Baynard Rustin says groups in the South were not ready to form coalitions to usher in radical change in society – economic and social change. He equates “radical” with “moral.” He clarifies that what we need even today is radical thinking and radical action to work for radical change. “Radical” means going to the root or origin. It also means to be extreme, particularly with regard to ushering drastic political, economic and social changes in the society. Hence, according to Prout World Editor Trond Overland, it means finishing the roots of oppression and exploitation. Prabhat Ranjan Sarkar said that Lenin and Mao were intellectual moralists; however, they shifted to militant immorality when they realized that communism had failed completely.

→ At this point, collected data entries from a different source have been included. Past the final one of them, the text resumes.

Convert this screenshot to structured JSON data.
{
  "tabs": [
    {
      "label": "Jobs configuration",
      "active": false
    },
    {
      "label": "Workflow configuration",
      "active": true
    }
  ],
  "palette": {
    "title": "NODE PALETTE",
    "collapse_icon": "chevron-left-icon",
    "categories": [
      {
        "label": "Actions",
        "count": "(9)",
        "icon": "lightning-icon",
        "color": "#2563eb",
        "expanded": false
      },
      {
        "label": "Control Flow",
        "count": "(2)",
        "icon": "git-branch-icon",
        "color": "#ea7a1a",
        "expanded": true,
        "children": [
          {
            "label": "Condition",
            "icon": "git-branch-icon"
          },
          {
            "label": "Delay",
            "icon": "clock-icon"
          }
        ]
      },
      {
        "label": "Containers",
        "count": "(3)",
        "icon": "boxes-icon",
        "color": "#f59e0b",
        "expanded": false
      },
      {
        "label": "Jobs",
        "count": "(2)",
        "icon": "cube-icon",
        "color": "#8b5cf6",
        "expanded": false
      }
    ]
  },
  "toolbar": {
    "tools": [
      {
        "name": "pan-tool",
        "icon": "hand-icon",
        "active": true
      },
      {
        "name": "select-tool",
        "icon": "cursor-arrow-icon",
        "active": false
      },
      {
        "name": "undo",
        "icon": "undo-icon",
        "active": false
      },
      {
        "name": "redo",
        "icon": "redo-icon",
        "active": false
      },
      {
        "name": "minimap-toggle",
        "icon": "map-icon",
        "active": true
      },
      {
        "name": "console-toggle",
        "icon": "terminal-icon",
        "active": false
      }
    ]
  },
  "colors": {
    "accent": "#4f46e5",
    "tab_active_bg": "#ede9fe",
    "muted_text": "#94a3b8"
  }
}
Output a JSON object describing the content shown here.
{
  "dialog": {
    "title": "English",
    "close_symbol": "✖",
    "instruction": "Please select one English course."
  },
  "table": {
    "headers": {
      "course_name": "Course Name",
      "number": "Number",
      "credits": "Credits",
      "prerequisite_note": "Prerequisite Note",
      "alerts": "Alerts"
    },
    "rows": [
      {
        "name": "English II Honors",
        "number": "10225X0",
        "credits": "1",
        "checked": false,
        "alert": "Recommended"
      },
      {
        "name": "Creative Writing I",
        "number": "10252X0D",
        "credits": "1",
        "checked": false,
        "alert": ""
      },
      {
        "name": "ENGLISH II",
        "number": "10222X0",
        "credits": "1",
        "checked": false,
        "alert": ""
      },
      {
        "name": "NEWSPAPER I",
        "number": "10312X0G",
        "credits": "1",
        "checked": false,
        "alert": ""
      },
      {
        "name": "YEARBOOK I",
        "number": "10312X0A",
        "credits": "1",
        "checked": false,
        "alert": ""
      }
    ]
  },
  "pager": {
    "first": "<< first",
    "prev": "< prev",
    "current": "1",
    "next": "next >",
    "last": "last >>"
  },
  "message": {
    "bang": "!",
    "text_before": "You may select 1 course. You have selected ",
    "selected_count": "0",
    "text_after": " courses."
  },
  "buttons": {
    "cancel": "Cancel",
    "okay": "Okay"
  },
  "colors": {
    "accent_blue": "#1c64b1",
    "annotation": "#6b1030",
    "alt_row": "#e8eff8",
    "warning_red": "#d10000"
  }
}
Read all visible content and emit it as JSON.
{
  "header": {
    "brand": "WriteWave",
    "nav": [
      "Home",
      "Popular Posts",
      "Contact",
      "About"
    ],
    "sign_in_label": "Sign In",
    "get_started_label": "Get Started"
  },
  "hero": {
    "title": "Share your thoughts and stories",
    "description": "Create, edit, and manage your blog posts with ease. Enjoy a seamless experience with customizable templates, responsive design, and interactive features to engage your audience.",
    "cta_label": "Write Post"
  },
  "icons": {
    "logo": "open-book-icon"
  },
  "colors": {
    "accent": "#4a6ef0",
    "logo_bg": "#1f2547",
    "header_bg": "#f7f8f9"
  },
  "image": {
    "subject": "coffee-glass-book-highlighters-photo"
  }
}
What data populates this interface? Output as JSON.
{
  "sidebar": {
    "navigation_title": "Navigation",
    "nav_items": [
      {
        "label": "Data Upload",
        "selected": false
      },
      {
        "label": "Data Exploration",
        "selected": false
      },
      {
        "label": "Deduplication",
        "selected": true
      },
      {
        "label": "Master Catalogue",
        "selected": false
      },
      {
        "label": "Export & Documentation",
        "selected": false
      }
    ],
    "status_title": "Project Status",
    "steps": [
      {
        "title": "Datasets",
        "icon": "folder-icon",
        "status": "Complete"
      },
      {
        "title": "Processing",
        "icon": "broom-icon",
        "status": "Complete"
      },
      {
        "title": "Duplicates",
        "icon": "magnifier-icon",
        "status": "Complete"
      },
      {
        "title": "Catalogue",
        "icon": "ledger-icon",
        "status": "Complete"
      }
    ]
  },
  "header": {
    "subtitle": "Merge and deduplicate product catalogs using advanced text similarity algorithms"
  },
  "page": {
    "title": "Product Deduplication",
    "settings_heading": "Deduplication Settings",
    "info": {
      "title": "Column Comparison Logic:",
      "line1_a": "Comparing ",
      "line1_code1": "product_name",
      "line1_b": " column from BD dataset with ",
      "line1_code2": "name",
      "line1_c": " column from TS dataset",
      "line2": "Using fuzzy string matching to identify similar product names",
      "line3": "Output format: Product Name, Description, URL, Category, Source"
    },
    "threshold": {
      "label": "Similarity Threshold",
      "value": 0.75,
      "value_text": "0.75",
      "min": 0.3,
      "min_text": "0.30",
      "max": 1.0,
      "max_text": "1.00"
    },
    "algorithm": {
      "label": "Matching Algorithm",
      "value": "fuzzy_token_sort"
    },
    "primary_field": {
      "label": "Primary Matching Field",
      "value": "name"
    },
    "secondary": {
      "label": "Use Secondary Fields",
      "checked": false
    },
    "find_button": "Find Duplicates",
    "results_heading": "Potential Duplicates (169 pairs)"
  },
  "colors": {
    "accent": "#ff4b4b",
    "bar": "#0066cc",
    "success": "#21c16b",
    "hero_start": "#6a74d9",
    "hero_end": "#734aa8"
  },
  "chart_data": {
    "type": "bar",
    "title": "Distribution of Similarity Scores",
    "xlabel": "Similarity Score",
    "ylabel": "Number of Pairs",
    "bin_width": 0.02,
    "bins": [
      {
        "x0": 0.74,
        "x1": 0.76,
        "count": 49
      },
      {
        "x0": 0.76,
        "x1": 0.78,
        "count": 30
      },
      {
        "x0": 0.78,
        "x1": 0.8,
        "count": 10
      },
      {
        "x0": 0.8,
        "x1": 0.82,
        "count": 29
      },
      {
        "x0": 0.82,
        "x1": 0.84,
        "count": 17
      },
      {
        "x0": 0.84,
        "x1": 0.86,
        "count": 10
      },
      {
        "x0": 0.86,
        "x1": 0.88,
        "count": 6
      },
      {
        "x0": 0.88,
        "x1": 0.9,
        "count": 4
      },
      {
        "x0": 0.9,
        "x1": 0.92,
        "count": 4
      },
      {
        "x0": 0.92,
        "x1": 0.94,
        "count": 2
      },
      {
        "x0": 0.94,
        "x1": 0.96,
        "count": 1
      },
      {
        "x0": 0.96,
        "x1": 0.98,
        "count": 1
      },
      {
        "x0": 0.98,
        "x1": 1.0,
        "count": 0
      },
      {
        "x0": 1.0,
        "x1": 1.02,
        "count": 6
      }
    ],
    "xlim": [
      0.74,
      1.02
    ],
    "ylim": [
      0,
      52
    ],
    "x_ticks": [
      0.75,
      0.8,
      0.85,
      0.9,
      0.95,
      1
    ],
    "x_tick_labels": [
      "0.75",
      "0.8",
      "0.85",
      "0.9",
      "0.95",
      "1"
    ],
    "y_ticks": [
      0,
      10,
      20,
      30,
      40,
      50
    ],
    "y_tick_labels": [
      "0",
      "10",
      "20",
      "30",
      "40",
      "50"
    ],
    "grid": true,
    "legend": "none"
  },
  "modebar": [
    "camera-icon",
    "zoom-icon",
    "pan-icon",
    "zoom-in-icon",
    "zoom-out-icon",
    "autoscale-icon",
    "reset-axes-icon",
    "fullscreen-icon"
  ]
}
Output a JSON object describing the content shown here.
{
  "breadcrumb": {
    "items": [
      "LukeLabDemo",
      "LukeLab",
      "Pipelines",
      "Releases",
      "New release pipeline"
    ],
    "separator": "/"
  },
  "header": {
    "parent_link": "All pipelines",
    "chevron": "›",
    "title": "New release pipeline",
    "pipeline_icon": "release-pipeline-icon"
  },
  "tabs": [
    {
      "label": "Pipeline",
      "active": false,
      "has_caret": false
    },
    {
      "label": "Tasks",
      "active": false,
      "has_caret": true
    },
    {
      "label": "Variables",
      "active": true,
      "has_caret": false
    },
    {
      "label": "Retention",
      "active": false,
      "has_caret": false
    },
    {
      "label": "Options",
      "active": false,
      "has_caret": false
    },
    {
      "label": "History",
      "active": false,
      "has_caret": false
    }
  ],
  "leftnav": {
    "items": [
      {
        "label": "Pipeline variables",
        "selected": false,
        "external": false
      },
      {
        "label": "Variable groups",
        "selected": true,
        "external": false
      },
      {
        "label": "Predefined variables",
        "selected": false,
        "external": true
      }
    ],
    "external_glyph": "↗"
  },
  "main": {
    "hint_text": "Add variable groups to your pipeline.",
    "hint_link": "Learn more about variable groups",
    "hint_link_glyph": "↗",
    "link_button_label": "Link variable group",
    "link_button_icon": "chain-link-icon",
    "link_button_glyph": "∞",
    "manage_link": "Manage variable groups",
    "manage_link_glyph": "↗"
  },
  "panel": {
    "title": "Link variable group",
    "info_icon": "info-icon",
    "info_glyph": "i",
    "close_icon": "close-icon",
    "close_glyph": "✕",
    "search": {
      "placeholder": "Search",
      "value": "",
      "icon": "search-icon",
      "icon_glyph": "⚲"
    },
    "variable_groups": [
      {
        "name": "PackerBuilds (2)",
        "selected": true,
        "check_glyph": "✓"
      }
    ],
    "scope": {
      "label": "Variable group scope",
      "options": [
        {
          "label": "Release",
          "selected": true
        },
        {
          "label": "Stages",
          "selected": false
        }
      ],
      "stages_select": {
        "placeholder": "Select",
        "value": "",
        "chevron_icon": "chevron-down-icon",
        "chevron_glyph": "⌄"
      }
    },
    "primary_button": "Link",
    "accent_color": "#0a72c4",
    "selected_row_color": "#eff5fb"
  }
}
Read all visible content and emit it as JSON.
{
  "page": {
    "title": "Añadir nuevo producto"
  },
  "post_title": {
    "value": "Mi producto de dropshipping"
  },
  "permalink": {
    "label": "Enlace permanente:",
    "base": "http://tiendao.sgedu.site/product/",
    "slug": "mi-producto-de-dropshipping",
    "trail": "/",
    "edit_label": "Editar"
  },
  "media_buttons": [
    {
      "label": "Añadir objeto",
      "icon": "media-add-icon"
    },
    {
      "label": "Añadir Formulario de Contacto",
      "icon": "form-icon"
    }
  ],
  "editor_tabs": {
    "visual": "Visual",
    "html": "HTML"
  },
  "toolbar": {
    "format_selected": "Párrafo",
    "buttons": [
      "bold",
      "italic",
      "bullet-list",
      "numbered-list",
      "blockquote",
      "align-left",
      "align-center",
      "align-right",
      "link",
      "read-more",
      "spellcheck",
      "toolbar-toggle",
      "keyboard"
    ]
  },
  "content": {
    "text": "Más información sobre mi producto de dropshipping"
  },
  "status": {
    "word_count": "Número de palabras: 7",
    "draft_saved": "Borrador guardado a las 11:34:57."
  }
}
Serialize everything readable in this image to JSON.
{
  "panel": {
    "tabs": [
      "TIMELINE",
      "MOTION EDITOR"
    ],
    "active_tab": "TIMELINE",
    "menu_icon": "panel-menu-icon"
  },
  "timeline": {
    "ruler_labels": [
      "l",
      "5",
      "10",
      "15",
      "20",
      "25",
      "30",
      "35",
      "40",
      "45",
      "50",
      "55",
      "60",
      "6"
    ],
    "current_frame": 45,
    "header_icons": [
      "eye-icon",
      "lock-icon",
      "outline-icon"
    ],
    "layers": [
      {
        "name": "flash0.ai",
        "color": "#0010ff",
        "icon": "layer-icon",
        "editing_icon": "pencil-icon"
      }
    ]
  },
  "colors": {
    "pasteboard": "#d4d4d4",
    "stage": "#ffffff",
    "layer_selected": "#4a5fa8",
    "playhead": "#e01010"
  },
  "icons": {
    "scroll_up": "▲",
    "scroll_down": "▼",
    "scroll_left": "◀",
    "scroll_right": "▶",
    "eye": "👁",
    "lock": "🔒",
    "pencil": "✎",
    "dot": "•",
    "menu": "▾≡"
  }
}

Radical change cannot be carried out alone. We know that millions of people, black and white, were engaged in the civil rights movement on the local, regional and national levels. We need to form coalitions. We need to think beyond meeting our individual economic needs and move towards thinking for the collective welfare.
The Reverend Martin Luther King was one of the greatest orators ever seen in the United States. His powerful words inspired millions of ordinary people. But in the final analysis, it was those ordinary people who carried out the revolution. It was ordinary people who went to the corner restaurant and sat on a chair reserved for whites. It was people like Rosa Parks who just sat down on the bus, feeling tired and angry at racist oppression via having to stand after a long day’s work. It was those millions of ordinary people who changed the nation and brought it one step further in the march towards perfection. In the words of Neohumanist, Prabhat Ranjan Sarkar:
“The collective body of those who are engaged in the concerted effort to bridge the gap between the first expression of morality and establishment in universal humanism is called society.” If morality is the starting-point of the journey of society, then those who are at its helm must be moralists. And since society aims to establish universalism, those people must be universalists. And if the gap between morality and universal humanism is to be bridged, spiritual praxis is a must… Their philosophy of life must be, “Morality is the base, spiritual praxis is the means, and life divine is the goal.”